Si a esto le agregamos las incidencias e impertinencias de los gobernantes y los cada vez más trágicos desastres naturales, nos damos cuenta de que la población queda a merced de su suerte.

En México, por extrañas razones, esta época se ha llenado de incidentes en los que confluyen las deficientes obras públicas, las temporadas de lluvias y las obstrucciones de cauces pluviales. Malas edificaciones, realizadas por corruptos individuos metidos a políticos y constructores, solapados desde las alturas del poder y de las componendas inconfesables.

Y las malas obras han aparecido en lugares como la Ciudad de México, Morelos, Veracruz y otros estados. En todos los casos, hasta ahora, se ha echado la culpa a la naturaleza, nunca a los actos de los humanos. Olvidan que la naturaleza tiene memoria y que las aguas corren por donde deben hacerlo, no por donde la gente quiere.

En el caso de la famosa vialidad a Cuernavaca, que se tragó a dos infortunados viajeros en la ciudad de México, la tragedia ha molestado a todo el país. Y el rencor parece una señal determinante. Gerardo Ruiz Esparza, el secretario de comunicaciones y transportes, coludido en innumerables hechos de corrupción no aclarados, salió el sábado anterior a reírse socarronamente de los mexicanos, con la anuencia y carcajada de su omiso jefe Peña Nieto.

Palabras más, palabras menos, dijo que afrontaría su responsabilidad. Pero no renunció ni pidió perdón por las muertes. Simplemente aplicó la política de la gallina –la que prometió varias veces Javier Duarte a sus colaboradores—y echó la culpa y despidió a dos o tres de abajo. Desde luego, repitió la cantaleta de la basura que tapa cañerías, de las inclemencias de la naturaleza y de las fuertes lluvias que todo se llevan.
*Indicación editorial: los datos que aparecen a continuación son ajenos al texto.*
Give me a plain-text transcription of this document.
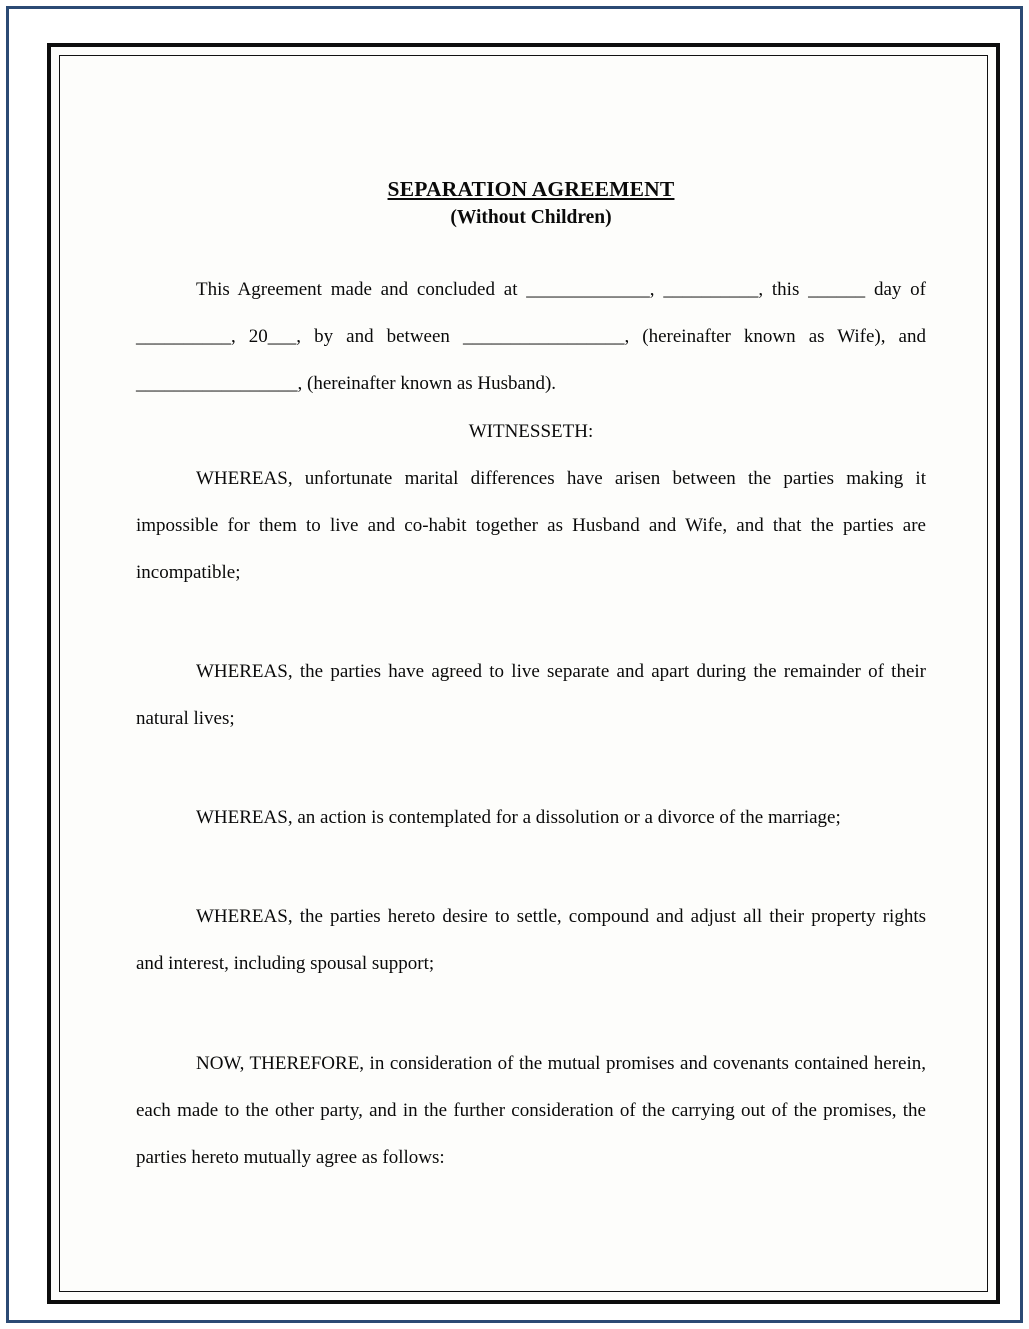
SEPARATION AGREEMENT
(Without Children)

This Agreement made and concluded at _____________, __________, this ______ day of __________, 20___, by and between _________________, (hereinafter known as Wife), and _________________, (hereinafter known as Husband).

WITNESSETH:

WHEREAS, unfortunate marital differences have arisen between the parties making it impossible for them to live and co-habit together as Husband and Wife, and that the parties are incompatible;

WHEREAS, the parties have agreed to live separate and apart during the remainder of their natural lives;

WHEREAS, an action is contemplated for a dissolution or a divorce of the marriage;

WHEREAS, the parties hereto desire to settle, compound and adjust all their property rights and interest, including spousal support;

NOW, THEREFORE, in consideration of the mutual promises and covenants contained herein, each made to the other party, and in the further consideration of the carrying out of the promises, the parties hereto mutually agree as follows:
Ni él, ni Enrique Peña Nieto, vieron en ese socavón o en los otros que se están repitiendo en el país, que ese fenómeno provocado por la acumulación de agua, pero causado por las malas obras de drenaje, ya se llevó también a ellos y a todo lo que representan. No entienden que son como el colesterol que obstruye las arterias vitales y que debe eliminarse. Que la pésima obra que se llevó el agua, finalmente fue un paso exprés al repudio.

Mala situación, cuando los gobernantes, cegados por la soberbia, ya no ven las señales que tienen enfrente.

En Veracruz, con sus propios personajes políticos, los socavones comenzarán a ser visibles por las mismas razones, .

Ya iremos viendo.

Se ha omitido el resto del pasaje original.